Google Waymo's self-driving vehicles will hit the road by end of January
The objective for now as specified by Waymo CEO John Krafcik, was to 'learn how people of all ages, shapes, and group sizes experience our fully self-driving technology.'
Yes, seven years down, Google's self-driving cars, now spun under Alphabet's Waymo will finally be taking to the public roads using production vehicles after years of testing. Helping them out in this endeavour, would Chrysler, with its Pacifica minivans, a fleet of which will be deployed out to the open public roads for testing by the end of January.
The news comes from day one of the North American International Auto Show which kicked off on 8 January and this is indeed the first time we see Google's Waymo chops put to practice using production ready cars as an add on kit. The move comes after Google officially cut a deal with Chrysler back in May 2016. Seven months later, this is Google's first working model fitted with all of its sensors ready to hit the streets. The objective for now as specified by Waymo CEO John Krafcik, was to "learn how people of all ages, shapes, and group sizes experience our fully self-driving technology."
The car which is originally just the standard e-hybrid version of the Pacifica minivan now comes fitted with an array of sensors that lets it see the world around it no matter what the weather conditions. This would include the radar, sensors, LiDAR and plenty of cameras along with the Waymo's software bits that now been integrated on the new Pacifica.
The important bit according to a report by The Verge is that Google also said that it would be building these components themselves to bring down their prices. It also pointed out that at some point both Chrysler and Google may launch a ride-sharing service with autonomous vehicles similar to what Uber is trying to pull off with Volvo.
This is indeed the first of many vehicles to come in what seems to be an Android approach to autonomous cars. While Google can build software and bring down the cost of the components needed for the kit, it lacks the experience when it comes to building cars, which is where the plethora of automakers come into the picture. With that it mind it was only recently that Google built its own smartphone with the Pixel. So it won't be too long until Google will want to take control over both hardware and software to deliver a class-leading product in the automotive space.

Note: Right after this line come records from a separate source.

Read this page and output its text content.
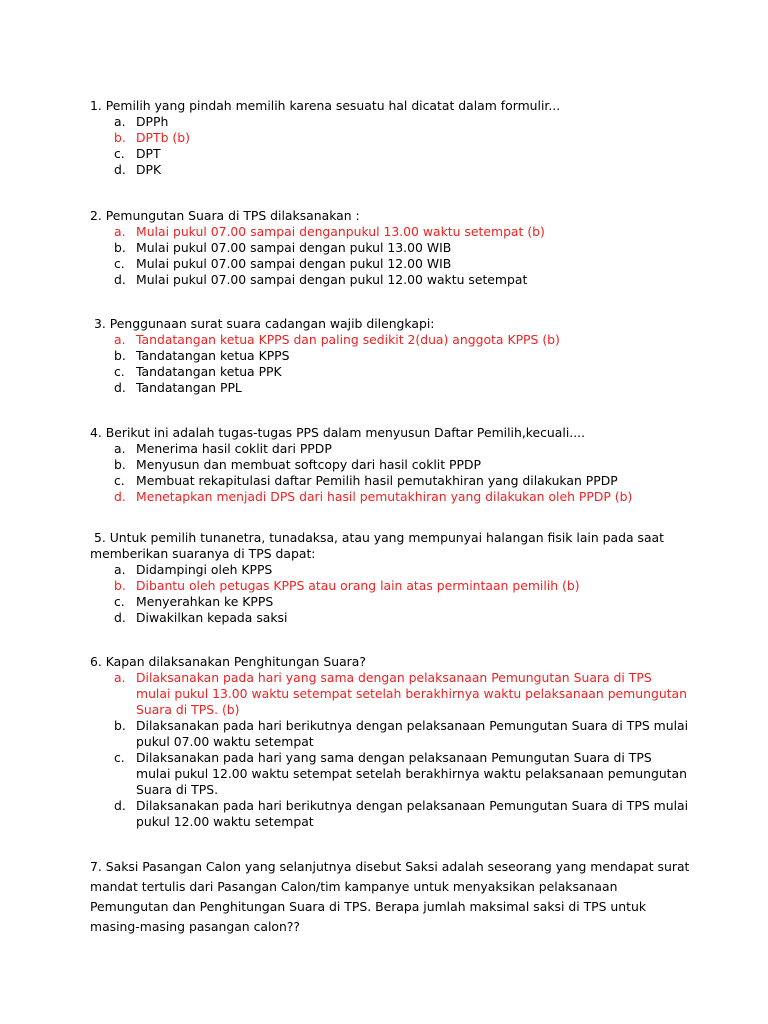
1. Pemilih yang pindah memilih karena sesuatu hal dicatat dalam formulir...

a. DPPh
b. DPTb (b)
c. DPT
d. DPK

2. Pemungutan Suara di TPS dilaksanakan :

a. Mulai pukul 07.00 sampai denganpukul 13.00 waktu setempat (b)
b. Mulai pukul 07.00 sampai dengan pukul 13.00 WIB
c. Mulai pukul 07.00 sampai dengan pukul 12.00 WIB
d. Mulai pukul 07.00 sampai dengan pukul 12.00 waktu setempat

3. Penggunaan surat suara cadangan wajib dilengkapi:

a. Tandatangan ketua KPPS dan paling sedikit 2(dua) anggota KPPS (b)
b. Tandatangan ketua KPPS
c. Tandatangan ketua PPK
d. Tandatangan PPL

4. Berikut ini adalah tugas-tugas PPS dalam menyusun Daftar Pemilih,kecuali....

a. Menerima hasil coklit dari PPDP
b. Menyusun dan membuat softcopy dari hasil coklit PPDP
c. Membuat rekapitulasi daftar Pemilih hasil pemutakhiran yang dilakukan PPDP
d. Menetapkan menjadi DPS dari hasil pemutakhiran yang dilakukan oleh PPDP (b)

5. Untuk pemilih tunanetra, tunadaksa, atau yang mempunyai halangan fisik lain pada saat memberikan suaranya di TPS dapat:

a. Didampingi oleh KPPS
b. Dibantu oleh petugas KPPS atau orang lain atas permintaan pemilih (b)
c. Menyerahkan ke KPPS
d. Diwakilkan kepada saksi

6. Kapan dilaksanakan Penghitungan Suara?

a. Dilaksanakan pada hari yang sama dengan pelaksanaan Pemungutan Suara di TPS mulai pukul 13.00 waktu setempat setelah berakhirnya waktu pelaksanaan pemungutan Suara di TPS. (b)
b. Dilaksanakan pada hari berikutnya dengan pelaksanaan Pemungutan Suara di TPS mulai pukul 07.00 waktu setempat
c. Dilaksanakan pada hari yang sama dengan pelaksanaan Pemungutan Suara di TPS mulai pukul 12.00 waktu setempat setelah berakhirnya waktu pelaksanaan pemungutan Suara di TPS.
d. Dilaksanakan pada hari berikutnya dengan pelaksanaan Pemungutan Suara di TPS mulai pukul 12.00 waktu setempat

7. Saksi Pasangan Calon yang selanjutnya disebut Saksi adalah seseorang yang mendapat surat mandat tertulis dari Pasangan Calon/tim kampanye untuk menyaksikan pelaksanaan Pemungutan dan Penghitungan Suara di TPS. Berapa jumlah maksimal saksi di TPS untuk masing-masing pasangan calon??
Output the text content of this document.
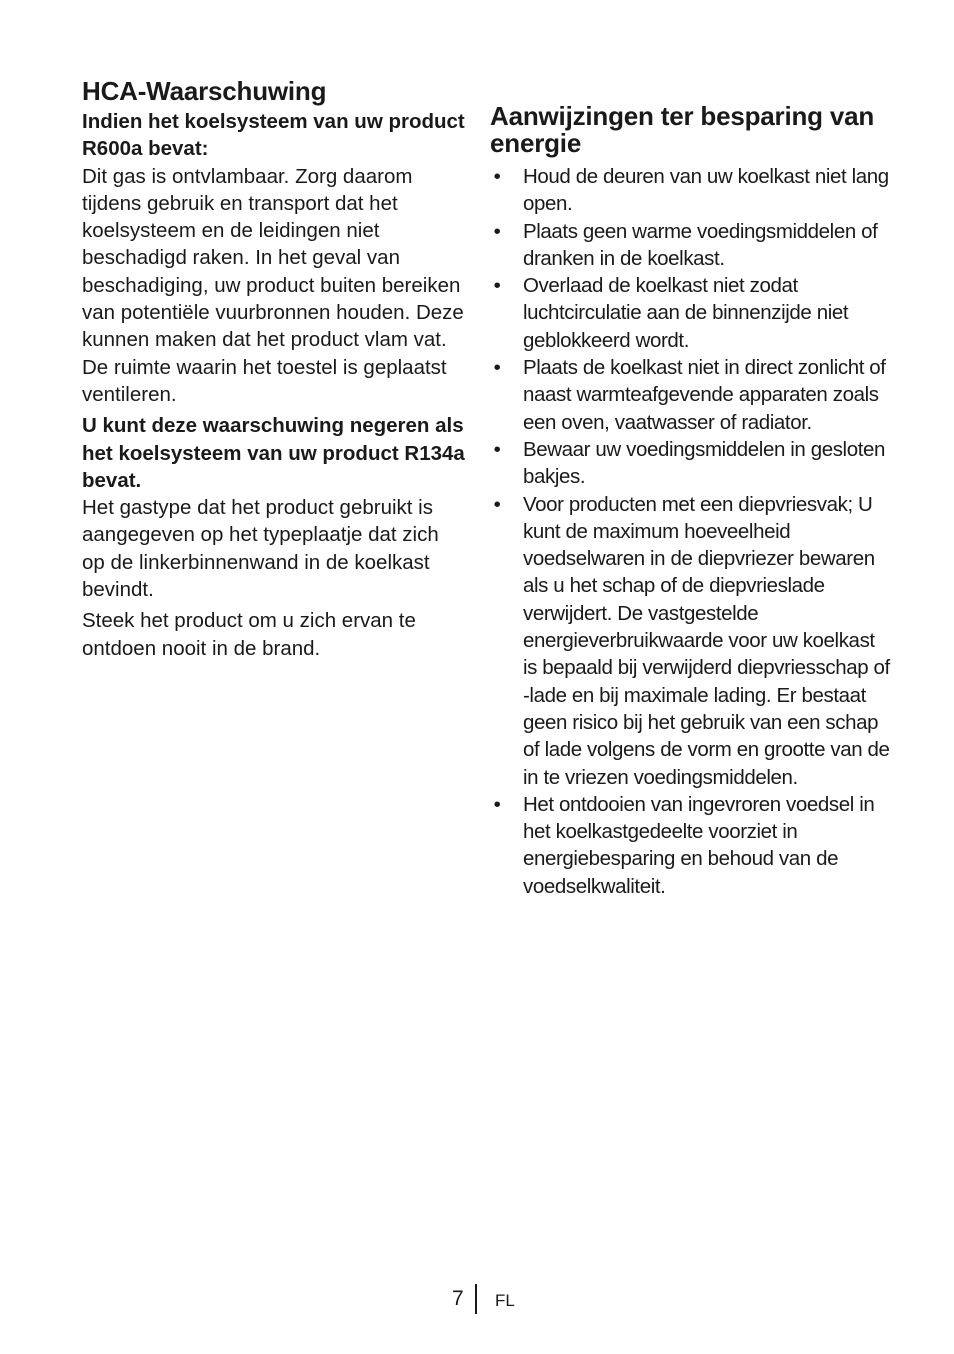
HCA-Waarschuwing
Indien het koelsysteem van uw product R600a bevat:
Dit gas is ontvlambaar. Zorg daarom tijdens gebruik en transport dat het koelsysteem en de leidingen niet beschadigd raken. In het geval van beschadiging, uw product buiten bereiken van potentiële vuurbronnen houden. Deze kunnen maken dat het product vlam vat. De ruimte waarin het toestel is geplaatst ventileren.
U kunt deze waarschuwing negeren als het koelsysteem van uw product R134a bevat.
Het gastype dat het product gebruikt is aangegeven op het typeplaatje dat zich op de linkerbinnenwand in de koelkast bevindt.
Steek het product om u zich ervan te ontdoen nooit in de brand.
Aanwijzingen ter besparing van energie
• Houd de deuren van uw koelkast niet lang open.
• Plaats geen warme voedingsmiddelen of dranken in de koelkast.
• Overlaad de koelkast niet zodat luchtcirculatie aan de binnenzijde niet geblokkeerd wordt.
• Plaats de koelkast niet in direct zonlicht of naast warmteafgevende apparaten zoals een oven, vaatwasser of radiator.
• Bewaar uw voedingsmiddelen in gesloten bakjes.
• Voor producten met een diepvriesvak; U kunt de maximum hoeveelheid voedselwaren in de diepvriezer bewaren als u het schap of de diepvrieslade verwijdert. De vastgestelde energieverbruikwaarde voor uw koelkast is bepaald bij verwijderd diepvriesschap of -lade en bij maximale lading. Er bestaat geen risico bij het gebruik van een schap of lade volgens de vorm en grootte van de in te vriezen voedingsmiddelen.
• Het ontdooien van ingevroren voedsel in het koelkastgedeelte voorziet in energiebesparing en behoud van de voedselkwaliteit.
7 FL
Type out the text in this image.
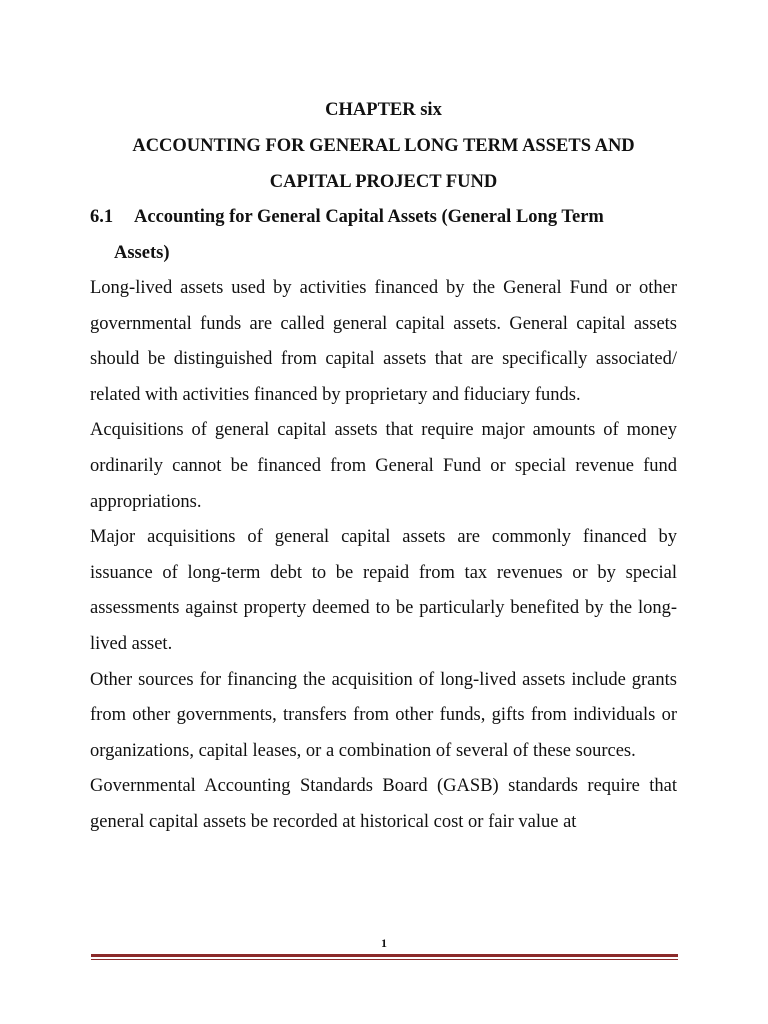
CHAPTER six

ACCOUNTING FOR GENERAL LONG TERM ASSETS AND

CAPITAL PROJECT FUND

6.1 Accounting for General Capital Assets (General Long Term
Assets)

Long-lived assets used by activities financed by the General Fund or other governmental funds are called general capital assets. General capital assets should be distinguished from capital assets that are specifically associated/ related with activities financed by proprietary and fiduciary funds.

Acquisitions of general capital assets that require major amounts of money ordinarily cannot be financed from General Fund or special revenue fund appropriations.

Major acquisitions of general capital assets are commonly financed by issuance of long-term debt to be repaid from tax revenues or by special assessments against property deemed to be particularly benefited by the long-lived asset.

Other sources for financing the acquisition of long-lived assets include grants from other governments, transfers from other funds, gifts from individuals or organizations, capital leases, or a combination of several of these sources.

Governmental Accounting Standards Board (GASB) standards require that general capital assets be recorded at historical cost or fair value at

1
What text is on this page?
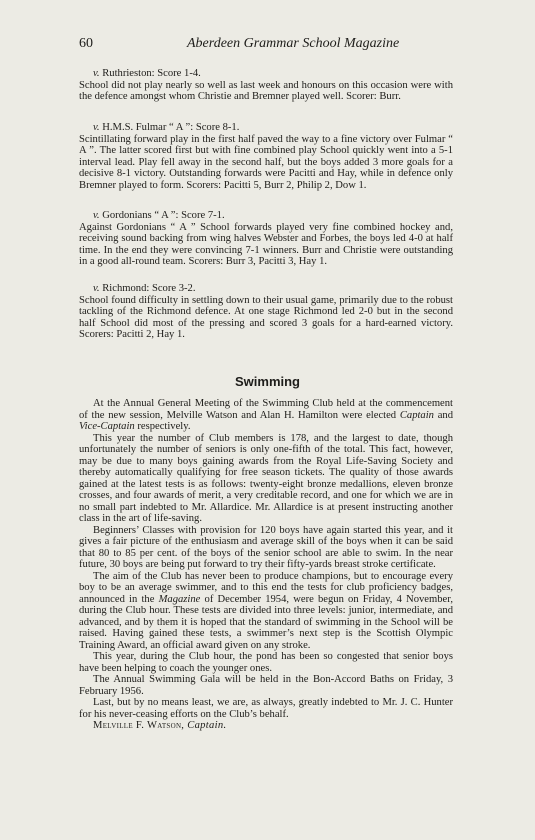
60	Aberdeen Grammar School Magazine

v. Ruthrieston: Score 1-4.

School did not play nearly so well as last week and honours on this occasion were with the defence amongst whom Christie and Bremner played well. Scorer: Burr.

v. H.M.S. Fulmar “ A ”: Score 8-1.

Scintillating forward play in the first half paved the way to a fine victory over Fulmar “ A ”. The latter scored first but with fine combined play School quickly went into a 5-1 interval lead. Play fell away in the second half, but the boys added 3 more goals for a decisive 8-1 victory. Outstanding forwards were Pacitti and Hay, while in defence only Bremner played to form. Scorers: Pacitti 5, Burr 2, Philip 2, Dow 1.

v. Gordonians “ A ”: Score 7-1.

Against Gordonians “ A ” School forwards played very fine combined hockey and, receiving sound backing from wing halves Webster and Forbes, the boys led 4-0 at half time. In the end they were convincing 7-1 winners. Burr and Christie were outstanding in a good all-round team. Scorers: Burr 3, Pacitti 3, Hay 1.

v. Richmond: Score 3-2.

School found difficulty in settling down to their usual game, primarily due to the robust tackling of the Richmond defence. At one stage Richmond led 2-0 but in the second half School did most of the pressing and scored 3 goals for a hard-earned victory. Scorers: Pacitti 2, Hay 1.

Swimming

At the Annual General Meeting of the Swimming Club held at the commencement of the new session, Melville Watson and Alan H. Hamilton were elected Captain and Vice-Captain respectively.

This year the number of Club members is 178, and the largest to date, though unfortunately the number of seniors is only one-fifth of the total. This fact, however, may be due to many boys gaining awards from the Royal Life-Saving Society and thereby automatically qualifying for free season tickets. The quality of those awards gained at the latest tests is as follows: twenty-eight bronze medallions, eleven bronze crosses, and four awards of merit, a very creditable record, and one for which we are in no small part indebted to Mr. Allardice. Mr. Allardice is at present instructing another class in the art of life-saving.

Beginners’ Classes with provision for 120 boys have again started this year, and it gives a fair picture of the enthusiasm and average skill of the boys when it can be said that 80 to 85 per cent. of the boys of the senior school are able to swim. In the near future, 30 boys are being put forward to try their fifty-yards breast stroke certificate.

The aim of the Club has never been to produce champions, but to encourage every boy to be an average swimmer, and to this end the tests for club proficiency badges, announced in the Magazine of December 1954, were begun on Friday, 4 November, during the Club hour. These tests are divided into three levels: junior, intermediate, and advanced, and by them it is hoped that the standard of swimming in the School will be raised. Having gained these tests, a swimmer’s next step is the Scottish Olympic Training Award, an official award given on any stroke.

This year, during the Club hour, the pond has been so congested that senior boys have been helping to coach the younger ones.

The Annual Swimming Gala will be held in the Bon-Accord Baths on Friday, 3 February 1956.

Last, but by no means least, we are, as always, greatly indebted to Mr. J. C. Hunter for his never-ceasing efforts on the Club’s behalf.

Melville F. Watson, Captain.
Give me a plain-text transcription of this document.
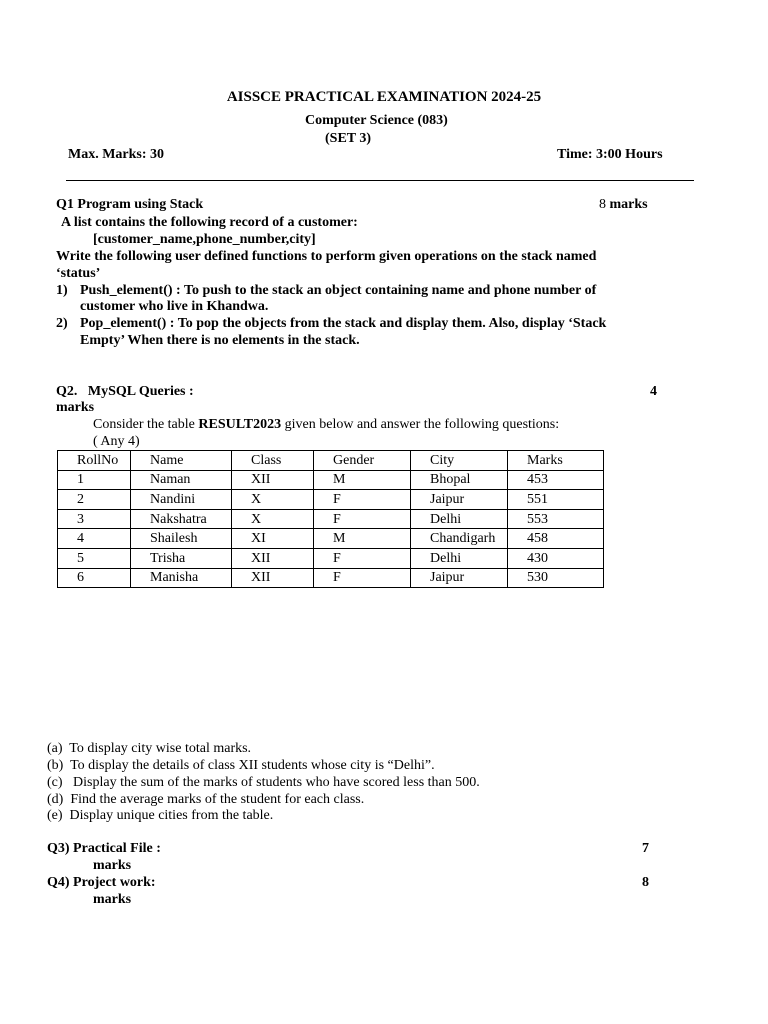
AISSCE PRACTICAL EXAMINATION 2024-25
Computer Science (083)
(SET 3)
Max. Marks: 30	Time: 3:00 Hours
Q1 Program using Stack	8 marks
A list contains the following record of a customer:
[customer_name,phone_number,city]
Write the following user defined functions to perform given operations on the stack named
‘status’
1) Push_element() : To push to the stack an object containing name and phone number of
customer who live in Khandwa.
2) Pop_element() : To pop the objects from the stack and display them. Also, display ‘Stack
Empty’ When there is no elements in the stack.
Q2.   MySQL Queries :	4
marks
Consider the table RESULT2023 given below and answer the following questions:
( Any 4)
RollNo	Name	Class	Gender	City	Marks
1	Naman	XII	M	Bhopal	453
2	Nandini	X	F	Jaipur	551
3	Nakshatra	X	F	Delhi	553
4	Shailesh	XI	M	Chandigarh	458
5	Trisha	XII	F	Delhi	430
6	Manisha	XII	F	Jaipur	530
(a)  To display city wise total marks.
(b)  To display the details of class XII students whose city is “Delhi”.
(c)   Display the sum of the marks of students who have scored less than 500.
(d)  Find the average marks of the student for each class.
(e)  Display unique cities from the table.
Q3) Practical File :	7
marks
Q4) Project work:	8
marks
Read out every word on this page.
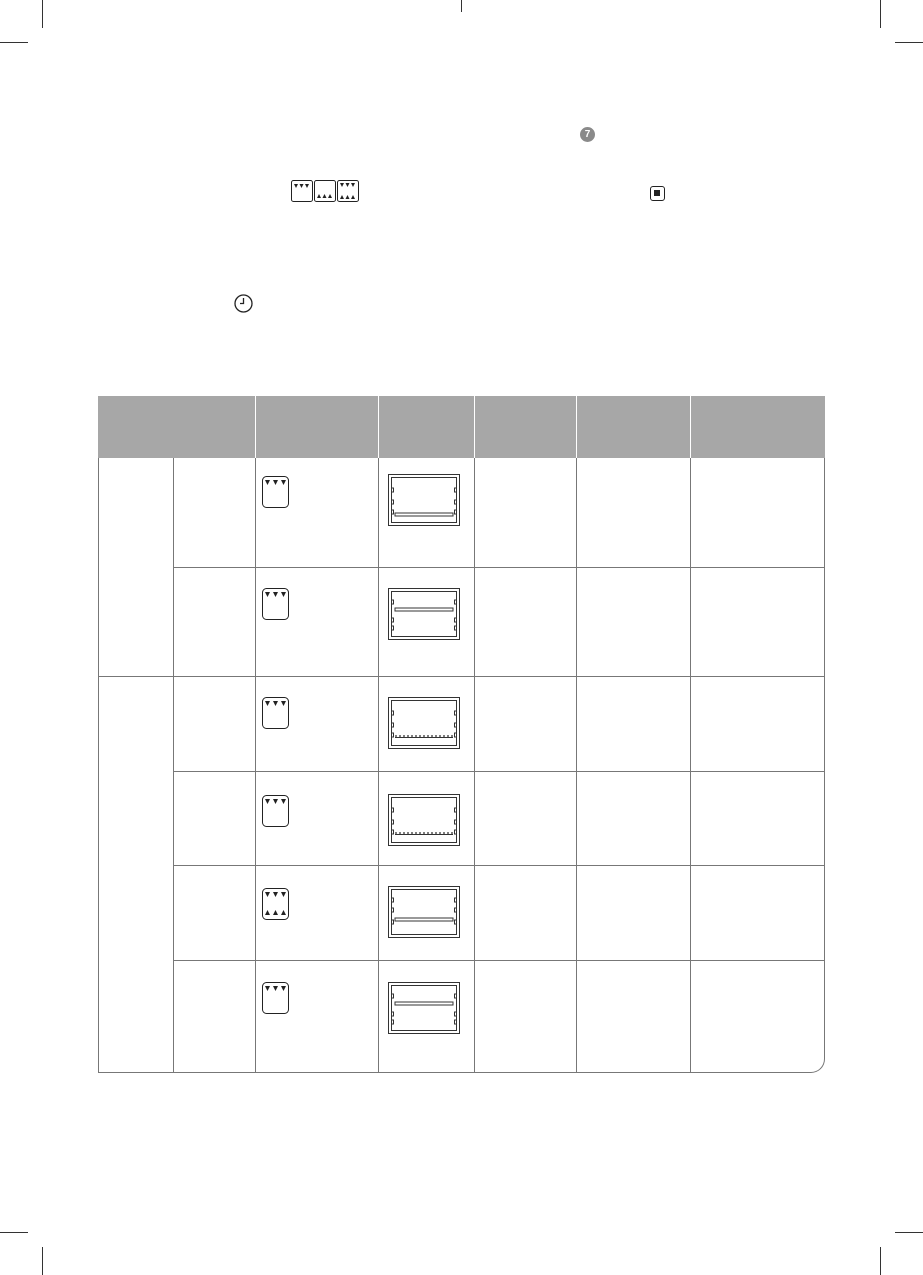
7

Google had recently announced that it was looking to partner with Japanese automaker Honda so the Chrysler Pacifica is indeed the first of many self-driving vehicles to come from Waymo. Automaker Tesla Motors oddly skipped on the LiDAR component altogether thanks to its expensive price tag and found a workaround with software and cameras instead. While LiDAR is primary component for a self-driving car, giving it a 360 view of its surroundings, it still an expensive piece of equipment which was earlier priced as much as the Pacifica minivan itself. Thanks to innovation and the push for self-driving vehicles, the price tags for the same are dropping as much as by 90 percent.